To minimize the effects of Jetlag, you should:

  • Get as much rest as you can before traveling.
  • Try to adjust to the new time zone before arriving there. Meaning, try to shift your sleep and wake cycle to what it will become once you arrive.
  • Try to get some sleep on the plane if you arrive at night or in the early morning.
  • Stay well-hydrated before, during, and after your trip. Electrolytes can also help.

While most think Jetlag only occurs 6+ hours difference, they might learn differently. I also had my struggles with only one (1) hour difference. And with this only slight change in time, it is even harder to explain why you are being tired…  

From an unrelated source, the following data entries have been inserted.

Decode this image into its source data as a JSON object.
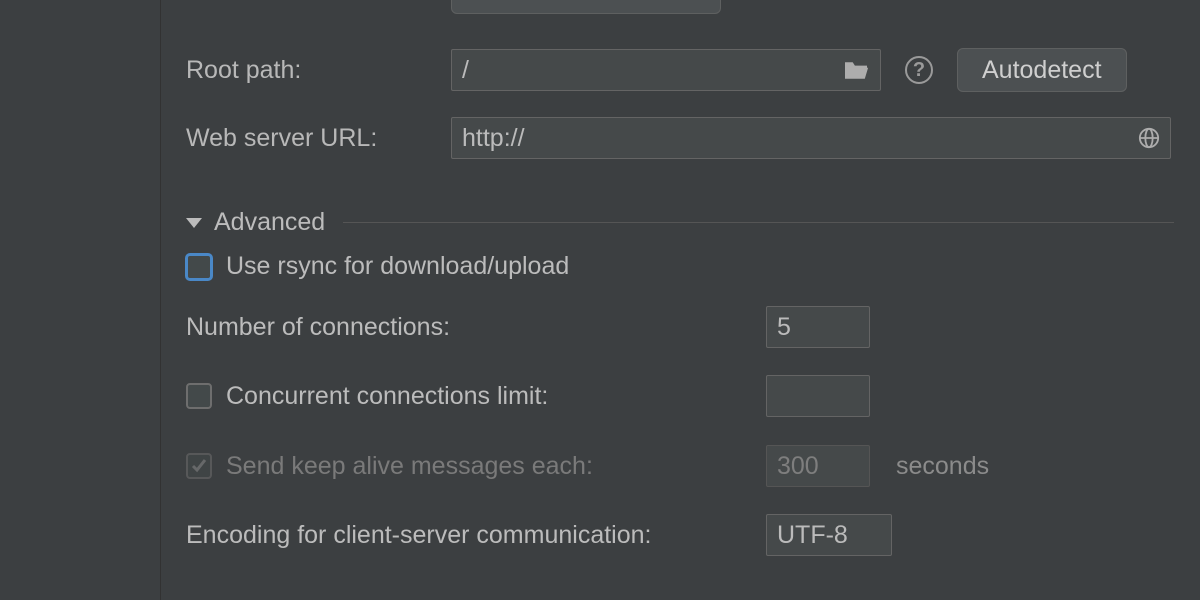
{
  "root_path": {
    "label": "Root path:",
    "value": "/",
    "autodetect_label": "Autodetect"
  },
  "web_server_url": {
    "label": "Web server URL:",
    "value": "http://"
  },
  "advanced": {
    "title": "Advanced",
    "rsync": {
      "label": "Use rsync for download/upload",
      "checked": false,
      "focused": true
    },
    "num_connections": {
      "label": "Number of connections:",
      "value": "5"
    },
    "concurrent_limit": {
      "label": "Concurrent connections limit:",
      "checked": false,
      "value": ""
    },
    "keep_alive": {
      "label": "Send keep alive messages each:",
      "checked": true,
      "enabled": false,
      "value": "300",
      "suffix": "seconds"
    },
    "encoding": {
      "label": "Encoding for client-server communication:",
      "value": "UTF-8"
    }
  }
}
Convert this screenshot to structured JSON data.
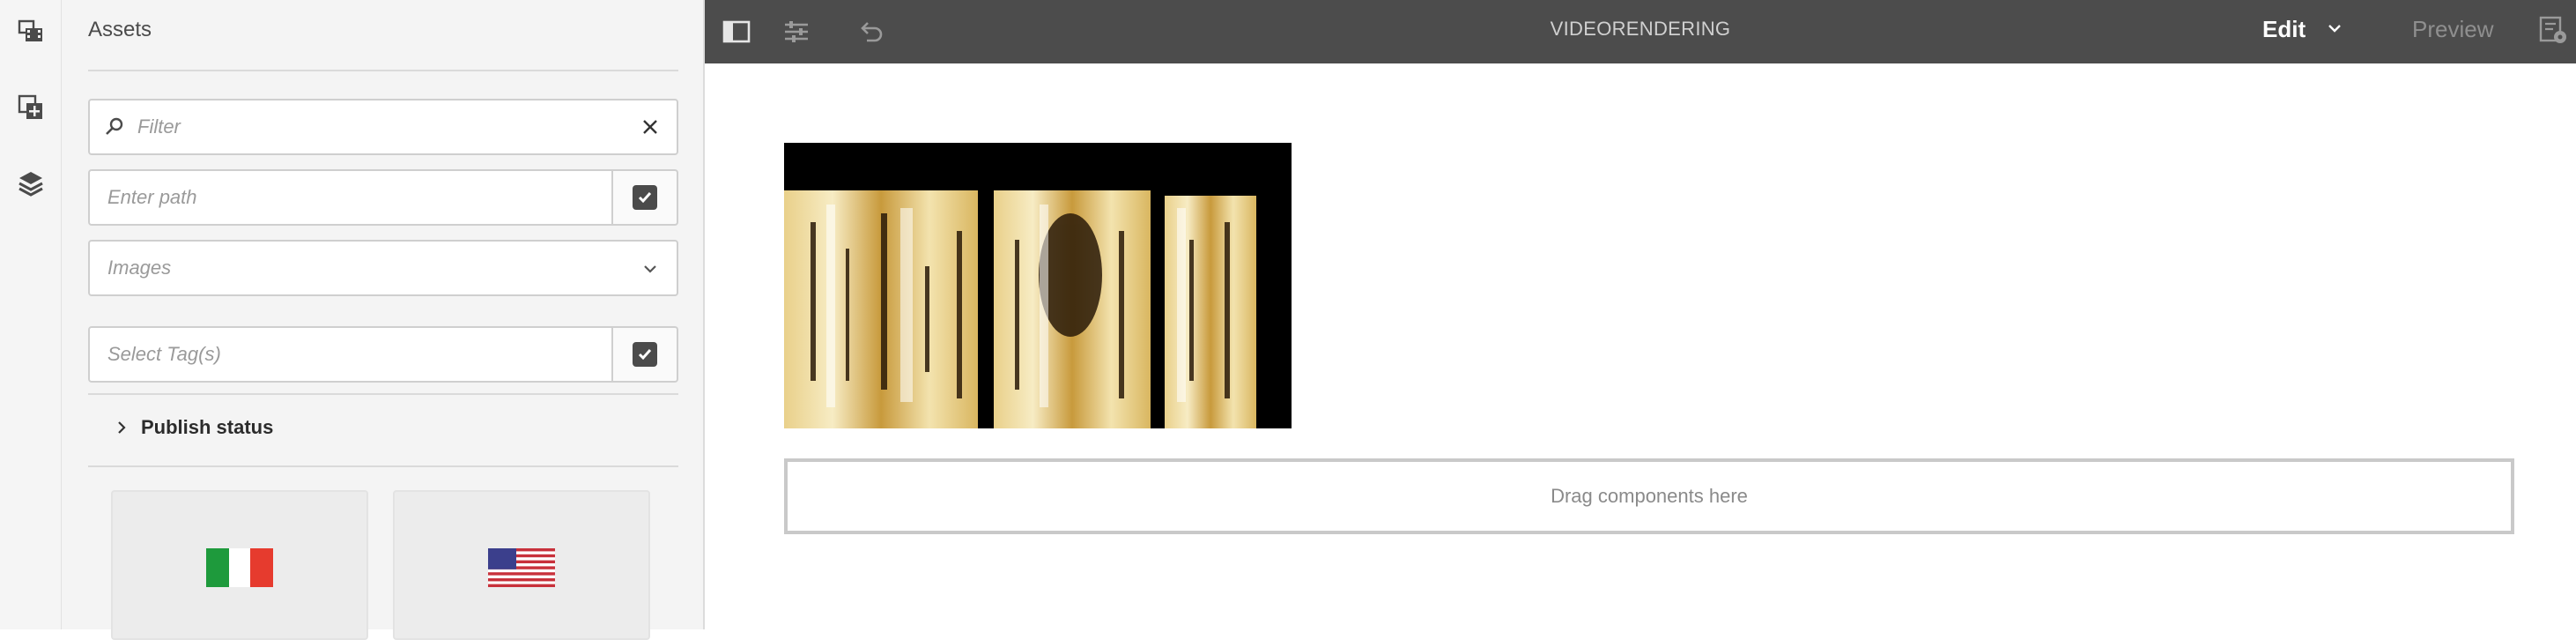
{
  "rail": {
    "items": [
      {
        "icon": "assets-browser-icon"
      },
      {
        "icon": "components-icon"
      },
      {
        "icon": "content-tree-icon"
      }
    ]
  },
  "panel": {
    "title": "Assets",
    "filter_placeholder": "Filter",
    "path_placeholder": "Enter path",
    "asset_type": "Images",
    "tags_placeholder": "Select Tag(s)",
    "publish_status_label": "Publish status",
    "cards": [
      {
        "name": "italy-flag"
      },
      {
        "name": "us-flag"
      }
    ]
  },
  "toolbar": {
    "page_title": "VIDEORENDERING",
    "mode": "Edit",
    "preview_label": "Preview"
  },
  "canvas": {
    "drop_zone_label": "Drag components here"
  },
  "colors": {
    "toolbar_bg": "#4c4c4c",
    "panel_bg": "#f4f4f4",
    "flag_green": "#1e9a3c",
    "flag_red": "#e63b2e",
    "us_red": "#c8313b",
    "us_blue": "#3b3f8c"
  }
}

Another option to consider might be the help of an app for the preparation. Apps like “Timeshifter” help you to build a personalized approach that takes your sleep pattern, chronotype, flight plan, and a range of personal preferences into account. Overall, there is no one fits all solution – but there are some exciting concepts out.

How to train if you are Jetlagged

While training is inherently stressful for the body, it can be beneficial if you are jetlagged. Specifically, thanks to the release of endorphins, you might feel better for the remainder of the day. Further, it can also make it easier for you to fall asleep and get the much-needed rest.

But, to have productive sessions, you need to avoid pushing yourself too hard. Reduce your regular workout’s intensity and volume by 10 to 30 percent and put greater emphasis on good warm-ups, proper form, and the mind-muscle connection. If you are awake early, why not use the “sleepless” time for a morning workout? It might be a fun experience exercising alone in the hotel gym at 5am in morning. Check the opening hours before; not all hotel gyms are operating 24/7. Having some outdoor training can also be beneficial, mainly if the weather permits—for example, an outdoor running session.

And finally, try to train at the same time you usually would. For example, if you live in New York and typically train around 6pm, try to have your workouts at 6pm local time, no matter where you travel to. That way, your body can adjust to the new time zone more quickly.